Because of the low light levels, work in a room with curtains closed and employ high N.A. objectives with low magnification. Special objectives are made with 'Fluoreszenz' (Leitz) or 'L' in Cyrillic (LOMO) engraved on them. These have a low fluorescence of themselves and are much more expensive than objectives for general use. A last word about the photographic technique. A dedicated Canon EOS 300D body is employed. It is updated with hacked EOS 10D firmware. This enables to flip up the mirror 1.5 seconds before the exposure is made. This is enough to avoid unsharpness caused by mirror vibrations.

 Comments to the author Laurent Delvoye are welcomed.


Example Images

Left: Luxeon led 505 nm (cyan). Orthoplan, Ploemopak, Leitz objective 25x 0.75N.A., Canon EOS 300D body on Leica attachment. Guinea pig ovary H.E. slide.

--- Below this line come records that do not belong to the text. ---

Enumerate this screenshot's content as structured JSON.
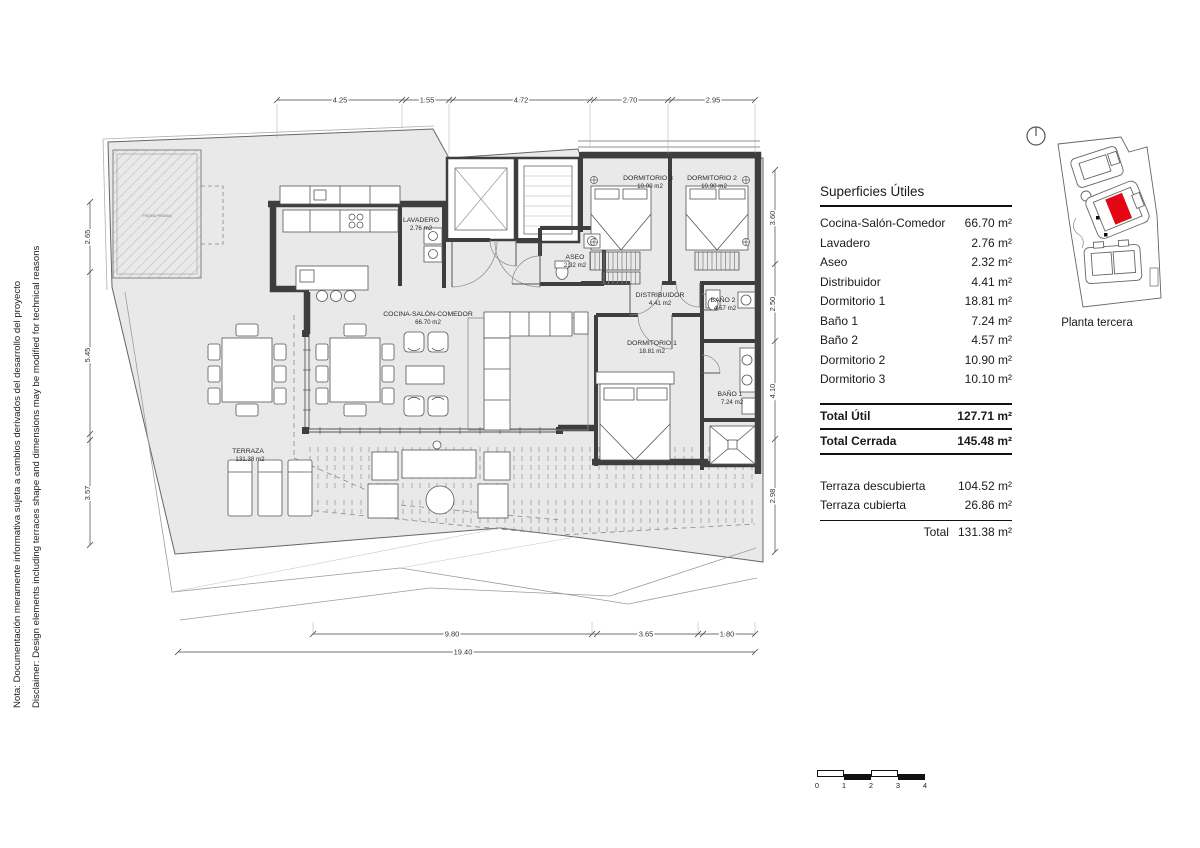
{
  "notes": {
    "nota": "Nota: Documentación meramente informativa sujeta a cambios derivados del desarrollo del proyecto",
    "disclaimer": "Disclaimer: Design elements including terraces shape and dimensions may be modified for technical reasons"
  },
  "plan": {
    "rooms": {
      "cocina": {
        "name": "COCINA-SALÓN-COMEDOR",
        "area": "66.70 m2"
      },
      "lavadero": {
        "name": "LAVADERO",
        "area": "2.76 m2"
      },
      "aseo": {
        "name": "ASEO",
        "area": "2.32 m2"
      },
      "distribuidor": {
        "name": "DISTRIBUIDOR",
        "area": "4.41 m2"
      },
      "dormitorio1": {
        "name": "DORMITORIO 1",
        "area": "18.81 m2"
      },
      "dormitorio2": {
        "name": "DORMITORIO 2",
        "area": "10.90 m2"
      },
      "dormitorio3": {
        "name": "DORMITORIO 3",
        "area": "10.00 m2"
      },
      "bano1": {
        "name": "BAÑO 1",
        "area": "7.24 m2"
      },
      "bano2": {
        "name": "BAÑO 2",
        "area": "4.57 m2"
      },
      "terraza": {
        "name": "TERRAZA",
        "area": "131.38 m2"
      },
      "pergola": {
        "name": "PISCINA PRIVADA"
      }
    },
    "dims": {
      "top": [
        "4.25",
        "1.55",
        "4.72",
        "2.70",
        "2.95"
      ],
      "left": [
        "2.65",
        "5.45",
        "3.57"
      ],
      "right": [
        "3.60",
        "2.50",
        "4.10",
        "2.98"
      ],
      "bottom": [
        "9.80",
        "3.65",
        "1.80"
      ],
      "total": "19.40"
    }
  },
  "table": {
    "title": "Superficies Útiles",
    "rows": [
      {
        "label": "Cocina-Salón-Comedor",
        "value": "66.70 m²"
      },
      {
        "label": "Lavadero",
        "value": "2.76 m²"
      },
      {
        "label": "Aseo",
        "value": "2.32 m²"
      },
      {
        "label": "Distribuidor",
        "value": "4.41 m²"
      },
      {
        "label": "Dormitorio 1",
        "value": "18.81 m²"
      },
      {
        "label": "Baño 1",
        "value": "7.24 m²"
      },
      {
        "label": "Baño 2",
        "value": "4.57 m²"
      },
      {
        "label": "Dormitorio 2",
        "value": "10.90 m²"
      },
      {
        "label": "Dormitorio 3",
        "value": "10.10 m²"
      }
    ],
    "total_util": {
      "label": "Total Útil",
      "value": "127.71 m²"
    },
    "total_cerrada": {
      "label": "Total Cerrada",
      "value": "145.48 m²"
    },
    "terrace_rows": [
      {
        "label": "Terraza descubierta",
        "value": "104.52 m²"
      },
      {
        "label": "Terraza cubierta",
        "value": "26.86 m²"
      }
    ],
    "terrace_total": {
      "label": "Total",
      "value": "131.38 m²"
    }
  },
  "siteplan": {
    "caption": "Planta tercera",
    "highlight_color": "#e30613"
  },
  "scalebar": {
    "labels": [
      "0",
      "1",
      "2",
      "3",
      "4"
    ]
  }
}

Right: Winger 395 nm led. Coccal algae, the green slime on damp places outside. LOMO Biolam with simplified epi-fluorescence attachment, 30x 0.90N.A. water immersion objective, Canon EOS 300D body. Cell walls vitally stained with Sigma Fluorescent Brightener, chloroplasts glowing red.


Footnote, additional technical aspects:

LED bandwidth: According to available information the spread in wavelength is about 10 to 20 nm, depending on voltage, age, etc. This is generally smaller than that achieved in prefiltering the beam of a halogen or mercury lamp. The latter has sharp emission lines on a more or less continuous background (because of the high pressure).

Filters: I don't use filters, except BG12 and of course the heat barrier filters. Also the dichroic mirrors in Ploemopaks and filter cubes have some spread in the wavelengths they reflect.

LED power supply: For the 1500mA leds something provisional is used, for the 700mA leds a separate, indeed well regulated power supply is in use.

LED supply: Most leds were ordered from a German based online firm: www.led1.de. They offer a range of types with a lot of technical information for reasonable prices and a fast delivery time. The Nichia UV-led is described on their website: www.nichia.com, and ordered from the Dutch branch of the company. It costs about 70 Euros. Because of the unusual build, soldering and mounting is not easy.

Indeed most of the energy is put in the particular wavelength, although on the spot they generate enough heat to make cooling necessary. They were all mounted on obsolete 486 Intel processor cooling bodies, that were obtained at a very low price.

When designing or adapting illumination systems for epi-fluorescence, the most important property of the condensor system should be that it forms an image of the led in the backward focal plane of the microscope objective. Then an evenly illuminated field is achieved.